• Deuxième enceinte

    Une porte et poterne avec herse et pont-levis s'abattant sur le fossé donnaient accès dans la seconde enceinte ou château proprement dit dont deux tours protégeaient l'entrée. Trois autres tours flanquent les angles sud et nord des courtines et le centre de la courtine nord. A l'angle de celle-ci, le rempart décrit une rentrée ou demi-cercle dans laquelle s'élève une forte tour ronde surmontée d'une tourelle et ne tenant au corps de la place que par deux pans de mur.
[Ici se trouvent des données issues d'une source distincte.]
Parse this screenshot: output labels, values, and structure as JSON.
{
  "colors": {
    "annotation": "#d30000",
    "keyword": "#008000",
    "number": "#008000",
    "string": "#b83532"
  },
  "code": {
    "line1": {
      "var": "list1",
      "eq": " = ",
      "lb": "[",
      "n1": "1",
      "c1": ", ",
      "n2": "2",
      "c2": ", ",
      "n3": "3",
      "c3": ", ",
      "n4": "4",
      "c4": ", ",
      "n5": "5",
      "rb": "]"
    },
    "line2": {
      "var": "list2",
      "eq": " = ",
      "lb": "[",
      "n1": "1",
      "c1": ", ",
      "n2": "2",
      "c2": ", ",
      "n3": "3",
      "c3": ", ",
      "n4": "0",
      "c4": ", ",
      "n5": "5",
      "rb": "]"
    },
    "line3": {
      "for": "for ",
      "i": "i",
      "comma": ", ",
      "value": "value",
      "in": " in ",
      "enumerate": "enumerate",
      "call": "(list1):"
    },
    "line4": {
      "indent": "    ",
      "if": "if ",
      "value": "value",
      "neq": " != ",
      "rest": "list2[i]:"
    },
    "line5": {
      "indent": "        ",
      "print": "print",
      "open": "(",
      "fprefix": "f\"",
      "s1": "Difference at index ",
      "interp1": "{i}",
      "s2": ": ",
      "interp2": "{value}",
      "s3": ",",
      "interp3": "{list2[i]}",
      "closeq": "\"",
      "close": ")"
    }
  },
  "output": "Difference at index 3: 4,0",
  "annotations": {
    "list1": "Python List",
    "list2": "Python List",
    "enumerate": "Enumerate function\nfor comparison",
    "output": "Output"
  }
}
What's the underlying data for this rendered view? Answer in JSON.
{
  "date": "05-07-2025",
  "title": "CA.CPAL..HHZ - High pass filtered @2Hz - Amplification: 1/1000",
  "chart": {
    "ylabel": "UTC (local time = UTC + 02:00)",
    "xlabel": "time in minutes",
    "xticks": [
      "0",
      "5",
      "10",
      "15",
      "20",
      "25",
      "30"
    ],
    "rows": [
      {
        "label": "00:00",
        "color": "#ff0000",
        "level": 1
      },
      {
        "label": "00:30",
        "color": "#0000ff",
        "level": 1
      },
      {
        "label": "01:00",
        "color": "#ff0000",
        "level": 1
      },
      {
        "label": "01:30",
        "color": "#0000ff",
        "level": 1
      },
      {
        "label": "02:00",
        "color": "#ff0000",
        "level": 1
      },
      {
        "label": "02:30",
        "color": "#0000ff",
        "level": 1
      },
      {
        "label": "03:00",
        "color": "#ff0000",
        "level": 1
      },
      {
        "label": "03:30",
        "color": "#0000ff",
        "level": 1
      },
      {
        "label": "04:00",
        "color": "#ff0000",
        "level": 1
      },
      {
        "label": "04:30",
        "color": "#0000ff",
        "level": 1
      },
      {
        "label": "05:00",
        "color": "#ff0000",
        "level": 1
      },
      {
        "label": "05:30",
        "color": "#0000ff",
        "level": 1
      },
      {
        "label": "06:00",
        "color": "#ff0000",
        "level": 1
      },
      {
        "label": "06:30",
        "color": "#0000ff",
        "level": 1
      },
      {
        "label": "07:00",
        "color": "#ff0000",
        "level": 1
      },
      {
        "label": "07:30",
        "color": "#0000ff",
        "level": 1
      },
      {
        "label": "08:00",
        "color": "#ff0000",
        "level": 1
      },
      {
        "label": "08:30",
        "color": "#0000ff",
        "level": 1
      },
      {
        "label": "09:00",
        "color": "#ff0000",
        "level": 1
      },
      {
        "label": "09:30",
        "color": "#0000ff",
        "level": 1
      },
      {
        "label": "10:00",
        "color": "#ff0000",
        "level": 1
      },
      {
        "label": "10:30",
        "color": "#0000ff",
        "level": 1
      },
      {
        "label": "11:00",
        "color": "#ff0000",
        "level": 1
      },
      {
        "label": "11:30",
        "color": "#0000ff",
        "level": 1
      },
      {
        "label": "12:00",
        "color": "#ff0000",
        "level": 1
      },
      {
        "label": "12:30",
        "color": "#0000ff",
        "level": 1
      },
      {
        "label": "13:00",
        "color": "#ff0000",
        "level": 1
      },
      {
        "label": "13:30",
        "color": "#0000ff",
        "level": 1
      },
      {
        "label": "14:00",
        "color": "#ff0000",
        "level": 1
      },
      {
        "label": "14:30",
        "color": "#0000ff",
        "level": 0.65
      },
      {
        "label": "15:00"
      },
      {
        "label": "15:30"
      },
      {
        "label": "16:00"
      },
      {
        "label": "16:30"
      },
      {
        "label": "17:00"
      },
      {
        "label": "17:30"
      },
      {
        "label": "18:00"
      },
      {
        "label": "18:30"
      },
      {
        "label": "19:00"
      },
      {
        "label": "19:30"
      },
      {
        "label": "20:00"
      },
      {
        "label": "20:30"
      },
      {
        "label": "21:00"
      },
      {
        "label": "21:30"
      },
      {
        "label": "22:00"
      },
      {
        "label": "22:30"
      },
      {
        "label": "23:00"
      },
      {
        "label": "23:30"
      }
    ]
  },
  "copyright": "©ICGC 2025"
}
On entrait dans cette tour par une fenêtre du deuxième étage, d'où s'abattait un pont-levis joignant le parapet de la muraille opposée ; elle avait primitivement servi de donjon. La deuxième cour renfermait sur trois de ses côtés l'habitation seigneuriale et plusieurs autres bâtiments. A gauche, la grande salle ou salle d'honneur dominant la rivière et précédée de la salle des gardes ; à droite, et en partie dans l'épaisseur de la muraille, se trouvait la chapelle. Au-dessous de la grande salle sont d'énormes caves voûtées destinées aux approvisionnements ; elles servaient aussi de refuge aux vassaux qui venaient y mettre en sûreté leurs familles, leurs grains et leurs bestiaux. Des escaliers, pratiqués dans l'épaisseur des murs, faisaient communiquer entre eux les divers étages des tours, et des souterrains et des cachots voûtés en arête, avec culs-de-lampe à la retombée des voûtes, complétaient l'ensemble de ces diverses constructions. 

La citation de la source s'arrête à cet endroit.